[14] De Lux, ‘Oh Man The Future’


Speaking – a bit – of Talking Heads, here’s LA’s De Lux being all David Byrne and itchy disco. Junior reckons it’s a “bit annoying when he says ‘oh man the future’ again and again… It seems to go on forever. He’s a chatterbox.”

Sean Guerin does rabbit on, shoehorning as many words as possible into each ranting verse, but then he’s got a lot to tell us. The future’s a big place and plenty of stuff is going to happen. Oh man. It’s happening now.

Talking Heads, ‘Life During Wartime’

David Byrne and Brian Eno

For all Talking Heads’ – and Brian Eno’s – clean lines, ‘Life During Wartime’ has a touch of the melodramatic. Equating living in Manhattan with enduring life in a city under siege is extending a metaphor until it’s stretched enough to believe in itself, but David Byrne is a panic-eyed master of the paranoid, and here he and the rest of the ‘Heads scratch and jerk until they’re a twitching bug of insecurity.
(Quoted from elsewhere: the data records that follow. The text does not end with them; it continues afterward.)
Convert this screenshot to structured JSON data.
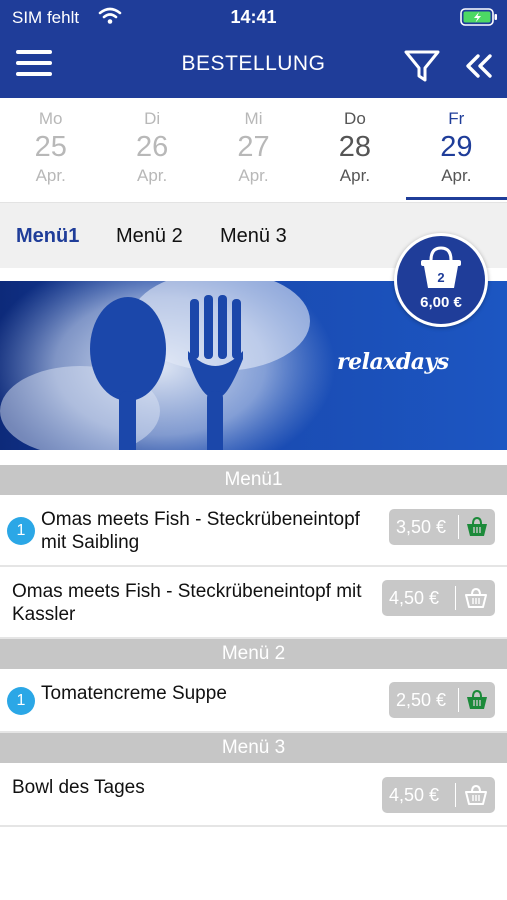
{
  "status": {
    "carrier": "SIM fehlt",
    "time": "14:41"
  },
  "header": {
    "title": "BESTELLUNG"
  },
  "days": [
    {
      "weekday": "Mo",
      "day": "25",
      "month": "Apr."
    },
    {
      "weekday": "Di",
      "day": "26",
      "month": "Apr."
    },
    {
      "weekday": "Mi",
      "day": "27",
      "month": "Apr."
    },
    {
      "weekday": "Do",
      "day": "28",
      "month": "Apr."
    },
    {
      "weekday": "Fr",
      "day": "29",
      "month": "Apr.",
      "selected": true
    }
  ],
  "tabs": [
    {
      "label": "Menü1",
      "active": true
    },
    {
      "label": "Menü 2"
    },
    {
      "label": "Menü 3"
    }
  ],
  "cart": {
    "count": "2",
    "total": "6,00 €"
  },
  "banner": {
    "brand": "relaxdays"
  },
  "menu": [
    {
      "section": "Menü1",
      "items": [
        {
          "qty": "1",
          "name": "Omas meets Fish - Steckrübeneintopf mit Saibling",
          "price": "3,50 €",
          "in_cart": true
        },
        {
          "qty": "",
          "name": "Omas meets Fish - Steckrübeneintopf mit Kassler",
          "price": "4,50 €",
          "in_cart": false
        }
      ]
    },
    {
      "section": "Menü 2",
      "items": [
        {
          "qty": "1",
          "name": "Tomatencreme Suppe",
          "price": "2,50 €",
          "in_cart": true
        }
      ]
    },
    {
      "section": "Menü 3",
      "items": [
        {
          "qty": "",
          "name": "Bowl des Tages",
          "price": "4,50 €",
          "in_cart": false
        }
      ]
    }
  ],
  "colors": {
    "primary": "#1f3d99",
    "badge": "#2ba7e6",
    "basket_active": "#1c8a3a",
    "section": "#c6c6c6"
  },
  "icons": [
    "wifi-icon",
    "battery-icon",
    "menu-icon",
    "filter-icon",
    "double-chevron-left-icon",
    "basket-icon"
  ]
}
Maybe New York felt like that in 1979 if you were strung out enough. After all, they were CHANGING THE FACE OF POPULAR MUSIC. “You oughta know not to stand by the window,” not while the style mag snipers are perched on the rooftops.

But how does it feel, coming to Talking Heads cold in 2012? “My head is talking right now,” is Junior’s literal response. More abstractly she and her sisters dissolve into a mess of muso faces and electroshock shimmies – a reasonable reaction to ‘Life During Wartime”s troublefunk.

After it fades there’s a moment of reflection before Junior decides the track is “in the middle”. But they were at the vanguard! They were pushing rock forward! “It sounds like a song from the olden days.”

[1] Talking Heads, ‘Once In A Lifetime’

Talking Heads

Rarely less than astonishing anyway, this is Talking Heads’ entrant for the pantheon – a dizzying, harebrained time-travel through our psyches from David Byrne, set to the finest groove ever laid down by our Tom Tom Club friends at No.20. Hell, it’s just the finest groove ever laid down. Period, I think they say. From the eternally exciting bass-pull at the beginning through to the howling, treated guitars spinning us around “Same as it ever was…”, this is music from the future we all wanted.

Junior may’ve found herself sitting on the backseat, wearing a tiger mask.

My God! What have I done?

[20] Tom Tom Club, ‘Genius Of Love’

Tom Tom Club

This is a hindsight Top 20, taking place a year before I started buying my own records and making my own tapes and obsessing over Duran Duran and the Top 40. 1981 was the year my sister began to record the chart rundown, introducing me to the wild sounds of Landscape and, erm, Alvin Stardust. Up to this point, all I knew were Beatles and Boney Ms, ABBAs and Brotherhoods Of Man. Now we had a dead Beatle and a declining, rended ABBA.

Partners in rhythm Tina Weymouth and Chris Frantz were no longer satisfied with merely pushing the very corners of rock’s envelopes in Talking Heads’ engine room – or perhaps David Byrne and Brian Eno left no elbow room – and Tom Tom Club was the joyous diversion. Mixing funk, bags of funk, with pop, rap and world music, they revealed a sunnier side nowhere brighter than on the glorious ‘Genius Of Love’. It’s a tribute to a spiffing boyfriend wrapped up in loyal dedication to their funky forebears, and in a nice piece of symmetry has become one of the most sampled records – seized upon by trailblazers from Grandmaster Flash to, yes, Mariah Carey.

‘Genius Of Love’ locks into a groove, but Junior ain’t for dancin’. Apparently her baby sister “doesn’t want me to,” which is an impressive bit of inter-sibling communication – and we thought all they did was laugh at each other. But what does she think of the song? “I don’t like it; it makes me sad.” I’ve got it all wrong.

Talking Heads, ‘Once In A Lifetime’

At some stage, scrabbling around for a theme, we were going to do Jukebox Junior’s Top 10 Greatest Singles Of All Time but, what with ‘Young Americans’ already gone and now this, I’m throwing them away cheaply. This would be Number Four. Probably.

Also, I should’ve done this on a day that Junior was wearing oversized clothes with huge shoulders – not an uncommon occurrence – and not when she’s in her just-right denim dress. All in all, I’ve made a right pig’s ear of it. Junior’s not quasi-autistic like her dad, fortunately, so she couldn’t give two hoots about the circumstances. She’s right there with David Byrne’s nervy, scratchy paranoid funk twitches, even clapping at “there is water at the bottom of the ocean”. She finds the sublime in the ridiculous.

This is so far ahead of its time, I’m surprised it wasn’t drowned as a witch. Music caught up 10 years later when rock bands found dance elements to their music and Paul Oakenfold got rich. Talking Heads never needed help.